Cyberincidenten zijn de afgelopen jaren regelmatig in het nieuws geweest: gestolen wachtwoorden, gehackte accounts en DDoS-aanvallen op websites. Dergelijke incidenten hebben vaak financiële schade tot gevolg. Meer info is te zien/lezen op: https://www.rijksoverheid.nl/onderwerpen/cybercrime
Een cyberrisico heeft specifiek betrekking op het financiële nadeel dat een onderneming oploopt door of via computer- en/of ICT-systemen, zonder dat er sprake is van materiële schade. De drie voornaamste manieren waarop cyberrisico’s ontstaan zijn door een moedwillige aanval van buitenaf, een menselijke fout of door technisch falen. Deze incidenten kunnen verlies of beschadiging van data tot gevolg hebben, (on)toegankelijkheid van systemen, aansprakelijkheid, bedrijfsschade, afpersing en boetes.
Bedrijfsgegevens en persoonsgegevens kunnen in verkeerde handen terecht komen. Maak iedereen in de organisatie/onderneming bewust van de risico’s. Een goede informatiebeveiliging is erg belangrijk. Zorg dat systeem- en software-updates (patches) zo snel mogelijk na beschikbaarheid geïnstalleerd worden. Maak alleen gebruik van beveiligde draadloze netwerkverbindingen of van een vaste aansluiting. Installeer een virusscanner en een firewall. Gebruik moeilijk te raden wachtwoorden en wijzig deze regelmatig. Beveilig uw website met SSL-certificaat. Een SSL-beveiligde website is te herkennen aan de s in: ‘https://’ aan het begin van de URL van een website, een slotje in de adresbalk of een groene adresbalk.
Maak regelmatig Back-ups, klik niet op elke link of e-mail. Maak een dagelijkse back-up van gegevens, Koppel externe harddisk of NAS los na het maken van een backup, Beveilig uw backup-bestanden Doe een regelmatige controle van gemaakte back-ups.

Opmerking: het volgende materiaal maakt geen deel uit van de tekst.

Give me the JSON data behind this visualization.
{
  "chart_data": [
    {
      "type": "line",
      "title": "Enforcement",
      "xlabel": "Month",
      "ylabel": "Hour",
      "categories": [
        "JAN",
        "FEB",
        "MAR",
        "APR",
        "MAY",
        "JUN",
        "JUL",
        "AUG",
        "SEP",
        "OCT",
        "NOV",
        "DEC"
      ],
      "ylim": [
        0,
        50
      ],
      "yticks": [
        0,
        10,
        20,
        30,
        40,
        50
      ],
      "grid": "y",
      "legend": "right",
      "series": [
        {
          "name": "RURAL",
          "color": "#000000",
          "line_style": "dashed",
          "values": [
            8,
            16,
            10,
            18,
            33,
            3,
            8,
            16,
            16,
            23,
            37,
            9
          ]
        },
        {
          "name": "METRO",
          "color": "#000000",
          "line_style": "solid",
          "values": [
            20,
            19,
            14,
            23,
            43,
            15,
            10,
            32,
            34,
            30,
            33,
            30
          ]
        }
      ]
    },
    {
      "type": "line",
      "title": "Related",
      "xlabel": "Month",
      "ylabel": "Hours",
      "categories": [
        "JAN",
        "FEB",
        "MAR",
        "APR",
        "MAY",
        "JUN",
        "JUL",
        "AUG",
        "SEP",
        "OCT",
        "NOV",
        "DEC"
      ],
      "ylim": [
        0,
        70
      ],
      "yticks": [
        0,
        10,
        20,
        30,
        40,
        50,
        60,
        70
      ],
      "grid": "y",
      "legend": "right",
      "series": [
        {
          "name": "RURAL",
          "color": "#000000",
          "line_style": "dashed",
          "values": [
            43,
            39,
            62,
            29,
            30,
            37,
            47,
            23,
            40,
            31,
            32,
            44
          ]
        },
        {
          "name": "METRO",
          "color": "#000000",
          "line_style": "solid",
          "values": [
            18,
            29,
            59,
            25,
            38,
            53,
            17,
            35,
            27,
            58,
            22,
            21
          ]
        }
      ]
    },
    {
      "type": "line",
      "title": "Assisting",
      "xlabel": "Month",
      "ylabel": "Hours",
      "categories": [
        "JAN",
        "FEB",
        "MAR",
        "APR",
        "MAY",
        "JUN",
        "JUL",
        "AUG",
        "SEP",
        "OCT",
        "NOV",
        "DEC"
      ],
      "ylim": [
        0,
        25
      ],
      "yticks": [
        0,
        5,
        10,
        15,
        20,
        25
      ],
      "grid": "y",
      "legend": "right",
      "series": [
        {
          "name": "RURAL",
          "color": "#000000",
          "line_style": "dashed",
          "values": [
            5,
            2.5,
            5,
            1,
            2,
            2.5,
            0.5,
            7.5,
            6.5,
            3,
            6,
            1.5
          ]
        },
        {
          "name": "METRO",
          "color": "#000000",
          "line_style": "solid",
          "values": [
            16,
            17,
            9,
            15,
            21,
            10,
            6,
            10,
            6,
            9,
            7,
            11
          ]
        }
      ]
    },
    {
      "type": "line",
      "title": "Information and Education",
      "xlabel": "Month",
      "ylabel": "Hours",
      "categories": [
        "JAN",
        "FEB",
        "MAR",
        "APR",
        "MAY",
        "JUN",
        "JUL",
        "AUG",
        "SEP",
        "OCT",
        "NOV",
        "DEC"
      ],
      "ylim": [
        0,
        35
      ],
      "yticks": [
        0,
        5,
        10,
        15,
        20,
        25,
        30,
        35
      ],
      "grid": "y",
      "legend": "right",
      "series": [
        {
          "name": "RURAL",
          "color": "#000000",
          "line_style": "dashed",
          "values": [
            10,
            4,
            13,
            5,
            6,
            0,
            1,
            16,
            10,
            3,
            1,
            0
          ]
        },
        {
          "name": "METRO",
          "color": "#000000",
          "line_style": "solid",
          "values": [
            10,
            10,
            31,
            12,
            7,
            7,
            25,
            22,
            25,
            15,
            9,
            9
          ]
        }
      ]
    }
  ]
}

Maak medewerkers ook bewust van de cyberrisico’s waar zij mee te maken kunnen krijgen en leer ze hoe ze deze risico’s kunnen signaleren en beperken. Meer info over preventie en beveiliging is te zien/lezen op:https://veiliginternetten.nl/bescherm-je-bedrijf-tegen-cybercrime/ en https://www.politie.nl/themas/cybercrime.html .
Cyberverzekering
Overweeg een cyberverzekering te sluiten. Met een cyberverzekering ben je doorgaans verzekerd tegen de gevolgen van systeeminbraak, digitale aansprakelijkheid, diefstal van privacygevoelige gegevens, hacking en afpersing.
Het is natuurlijk mogelijk dat een IT-systeem uitvalt door een hack of een virus. Toch is de kans dat de oorzaak bij intern menselijk handelen ligt, veel groter. Ook systeemupdates, verkeerde instellingen en zelfs stroomuitval kunnen leiden tot systeemuitval.
De meeste cyberverzekeringen beperken zich echter tot de vaak benoemde oorzaken, zoals virussen of hacks. Organisaties die hun IT-systemen uitbesteden aan gespecialiseerde IT bedrijven lopen extra risico. Want ook die systemen kunnen uitvallen. Tegemoetkoming voor eventuele bedrijfsschade wordt contractueel vaak afgedekt, waardoor er beperkt schade bij deze IT Bedrijven is te verhalen. De meeste cyberverzekeringen blijken te beperkt in hun reikwijdte.
Voor ‘zichtbare’ risico’s als brand, wordt een verzekering als ‘normaal’ gezien. Dit is begrijpelijk, aangezien een brand zeer impactvol kan zijn voor een onderneming. Kijkend naar de risico’s en de gevolgen van systeemuitval – wat ook een enorme impact op een onderneming heeft – is een verzekering hiervoor vaak niet zo vanzelfsprekend. IT systemen zijn bij veel organisaties immers minstens zo belangrijk en onmisbaar als fysieke gebouwen; langdurig uitval ervan kan ernstige gevolgen hebben.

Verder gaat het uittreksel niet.